"Ada dua dana BOS untuk pembiayaan buku kurikulum baru ini, yaitu dana BOS reguler dari sekolah dan dana BOS bantuan sosial yang ada di provinsi," kata Sesditjen Pendidikan Dasar dan Menengah Kemendikbud Thamrin Kasman.
Hal itu disampaikan Thamrin di Acara Pelepasan Pengiriman Perdana Buku Kurikulum 2013 di Gudang PT Intermasa, Komplek Gudang KIMU Blok B3, Jalan Akses Pintu Tol Cibitung, Jawa Barat, Rabu (18/6/2014).
Thamrin menegaskan mengenai pembayaran, pihak sekolah harus melunasi biaya buku Kurikulum tersebut. Apabila pihak sekolah tidak membayar, maka dana BOS nantinya akan diblokir.
"Haram hukumnya jika menerima buku terus tidak membayar," jelas Thamrin.
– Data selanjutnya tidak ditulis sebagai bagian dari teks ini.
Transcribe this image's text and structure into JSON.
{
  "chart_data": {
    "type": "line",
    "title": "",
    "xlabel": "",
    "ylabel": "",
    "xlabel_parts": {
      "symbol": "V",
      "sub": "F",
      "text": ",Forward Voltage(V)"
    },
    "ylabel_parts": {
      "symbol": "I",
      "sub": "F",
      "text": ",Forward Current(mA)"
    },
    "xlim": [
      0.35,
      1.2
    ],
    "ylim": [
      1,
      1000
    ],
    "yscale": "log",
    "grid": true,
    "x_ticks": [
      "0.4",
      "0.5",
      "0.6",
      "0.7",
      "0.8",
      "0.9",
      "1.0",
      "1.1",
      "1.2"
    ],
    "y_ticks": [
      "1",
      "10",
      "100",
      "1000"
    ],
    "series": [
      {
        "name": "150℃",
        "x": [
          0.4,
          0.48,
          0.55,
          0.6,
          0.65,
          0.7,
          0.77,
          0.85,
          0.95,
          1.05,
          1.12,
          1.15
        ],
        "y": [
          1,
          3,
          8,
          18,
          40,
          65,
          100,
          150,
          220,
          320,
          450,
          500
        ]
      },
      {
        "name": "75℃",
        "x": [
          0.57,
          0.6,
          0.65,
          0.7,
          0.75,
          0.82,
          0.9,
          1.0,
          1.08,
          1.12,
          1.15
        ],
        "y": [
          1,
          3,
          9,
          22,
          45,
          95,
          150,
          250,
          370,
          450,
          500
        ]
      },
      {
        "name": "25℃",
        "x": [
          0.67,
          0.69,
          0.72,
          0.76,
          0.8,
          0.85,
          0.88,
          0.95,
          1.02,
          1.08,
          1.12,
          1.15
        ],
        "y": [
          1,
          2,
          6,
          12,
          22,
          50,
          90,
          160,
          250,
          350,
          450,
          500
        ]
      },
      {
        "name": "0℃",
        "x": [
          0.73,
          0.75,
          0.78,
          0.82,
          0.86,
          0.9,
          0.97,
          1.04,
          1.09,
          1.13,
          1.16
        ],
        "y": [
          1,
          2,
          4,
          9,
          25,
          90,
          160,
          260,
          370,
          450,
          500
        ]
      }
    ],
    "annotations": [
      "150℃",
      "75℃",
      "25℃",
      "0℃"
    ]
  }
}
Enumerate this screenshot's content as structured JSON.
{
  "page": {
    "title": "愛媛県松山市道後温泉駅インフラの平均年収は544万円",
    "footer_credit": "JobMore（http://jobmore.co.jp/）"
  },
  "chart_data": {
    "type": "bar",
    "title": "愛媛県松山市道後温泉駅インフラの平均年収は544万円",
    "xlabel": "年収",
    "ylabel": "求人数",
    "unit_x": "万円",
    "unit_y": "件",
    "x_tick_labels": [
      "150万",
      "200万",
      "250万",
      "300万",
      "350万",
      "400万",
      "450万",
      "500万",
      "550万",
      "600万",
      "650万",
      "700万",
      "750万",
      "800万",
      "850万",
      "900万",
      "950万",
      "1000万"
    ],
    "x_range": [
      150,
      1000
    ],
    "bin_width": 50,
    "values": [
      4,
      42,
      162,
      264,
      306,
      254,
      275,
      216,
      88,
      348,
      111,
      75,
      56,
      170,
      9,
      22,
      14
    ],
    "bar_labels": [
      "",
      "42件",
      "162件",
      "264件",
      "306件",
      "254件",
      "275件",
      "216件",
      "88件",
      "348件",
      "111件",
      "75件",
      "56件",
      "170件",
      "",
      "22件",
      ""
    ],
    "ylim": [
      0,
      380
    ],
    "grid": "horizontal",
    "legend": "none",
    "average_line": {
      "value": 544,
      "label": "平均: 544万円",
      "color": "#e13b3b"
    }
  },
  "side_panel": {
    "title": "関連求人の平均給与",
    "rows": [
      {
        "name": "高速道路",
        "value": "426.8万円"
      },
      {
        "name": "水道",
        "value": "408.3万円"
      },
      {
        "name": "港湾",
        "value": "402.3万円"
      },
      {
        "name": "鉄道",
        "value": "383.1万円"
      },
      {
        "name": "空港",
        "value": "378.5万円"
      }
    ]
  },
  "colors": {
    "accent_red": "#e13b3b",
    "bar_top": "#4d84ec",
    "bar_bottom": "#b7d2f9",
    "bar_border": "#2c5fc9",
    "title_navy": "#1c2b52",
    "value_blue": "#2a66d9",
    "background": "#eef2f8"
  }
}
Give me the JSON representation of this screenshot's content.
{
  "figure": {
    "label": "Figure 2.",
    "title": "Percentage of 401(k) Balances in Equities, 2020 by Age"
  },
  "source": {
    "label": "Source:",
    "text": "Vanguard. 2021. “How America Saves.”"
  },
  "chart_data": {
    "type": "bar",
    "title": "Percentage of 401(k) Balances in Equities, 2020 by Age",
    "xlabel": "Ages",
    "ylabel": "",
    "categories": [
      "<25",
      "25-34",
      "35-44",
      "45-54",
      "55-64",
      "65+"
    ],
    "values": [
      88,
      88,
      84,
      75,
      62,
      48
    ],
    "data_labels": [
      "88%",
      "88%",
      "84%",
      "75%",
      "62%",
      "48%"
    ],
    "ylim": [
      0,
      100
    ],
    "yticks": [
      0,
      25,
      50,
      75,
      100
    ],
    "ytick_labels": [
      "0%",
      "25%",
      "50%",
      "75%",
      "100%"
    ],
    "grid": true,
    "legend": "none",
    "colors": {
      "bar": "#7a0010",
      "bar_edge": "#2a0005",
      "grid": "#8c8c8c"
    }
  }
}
Ada 3 cara alternatif pembayaran yang bisa digunakan sekolah memakai dana BOS yakni:
1. Tunai, dibayarkan langsung saat buku tiba di sekolah
2. Pos, dititipkan melalui PT Pos saat pemesanan buku
3. Transfer, ditransfer ke pihak penyedia/penerbit
Presdir Pimpinan Kemitraan dari Konsorsium PT Intermasa Ahmad Mughira Nurani mengatakan bahwa pengiriman buku Kurikulum 2013 akan diutamakan pada sekolah-sekolah yang sudah menyelesaikan pembayaran pembelian buku lebih dulu.
Konsorsium PT Intermasa ini terdiri dari beberapa perusahaan percetakan buku dan perusahaan logistik yakni Ghalia Indonesia Printing, Golden Web, Malta Offset and Digital Printing, Nusa Agung, Dian Rakyat, Rosda, CV Thursina, Pos Logistics, Pos Indonesia, dan Sinar Baru Algensindo.
Acara seremonial syukuran Pelepasan Pengiriman Perdana Buku Kurikulum 2013 dimulai pukul 15.11 wib di Gudang PT Intermasa dipimpin oleh Manajer Proyek PT Intermasa Imron Rosadi. Selain Sesditjen Pendidikan Dasar dan Menengah Thamrin Kasman hadir pula Dirut PT Pos Indonesia Budi Setyawan.
"Semoga pengiriman ini dapat sampai ke sekolah-sekolah tepat waktu tanpa ada yang cacat dan kurang sedikit pun," kata Budi Setyawan, Dirut PT Pos Indonesia, dalam sambutannya.
Buku Kurikulum 2013 yang gratis sebelumnya ditegaskan oleh Mendikbud M Nuh. Nuh memaparkan ada tambahan alokasi anggaran BOS untuk buku menjadi Rp 2,1 triliun. Dibandingkan dengan buku di pasaran, buku Kurikulum 2013 dijamin dengan tampilan luks.
"Saya buktikan dan saya jamin buku kurikulum baru buku yang diterbitkan, paling tipis 112 halaman, ada 8 tema kelas 1 SD. Ada 4 warna, kertas putih. Harganya kisaran atau rata-rata Rp 8.000, itu sudah sampai di sekolah. Untuk Matematika sebanyak 400 halaman, paling mahal harganya Rp 18 ribu, di luar bisa Rp 70 ribu. Ini kita umumkan terbuka, supaya publik tahu buku itu gratis," ucapnya.
Harga tersebut sudah ditanggung BOS sehingga sampai ke tangan siswa gratis.
"Sepeser pun tidak ada pungutan. Buku dikirim ke sekolah langsung. Dari survey dan pengamatan, BOS yg dipakai sekitar 5-10 persen. Dari situlah, kenapa kita berikan buku 'on top' dari bos itu sepuluh persenan. Dari anggaran itu, untuk buku sekitar Rp 2,1 triliun," ujar Nuh.
Jika ditemukan pungli oleh pihak sekolah terkait buku Kurikulum 2013 ini, Nuh akan memberikan sanksi tegas. "Maunya diapain? Ya diberi sanksi tegas," kata M Nuh di Pulau Mansuar, Raja Ampat, Papua Barat, Senin (12/5/2014).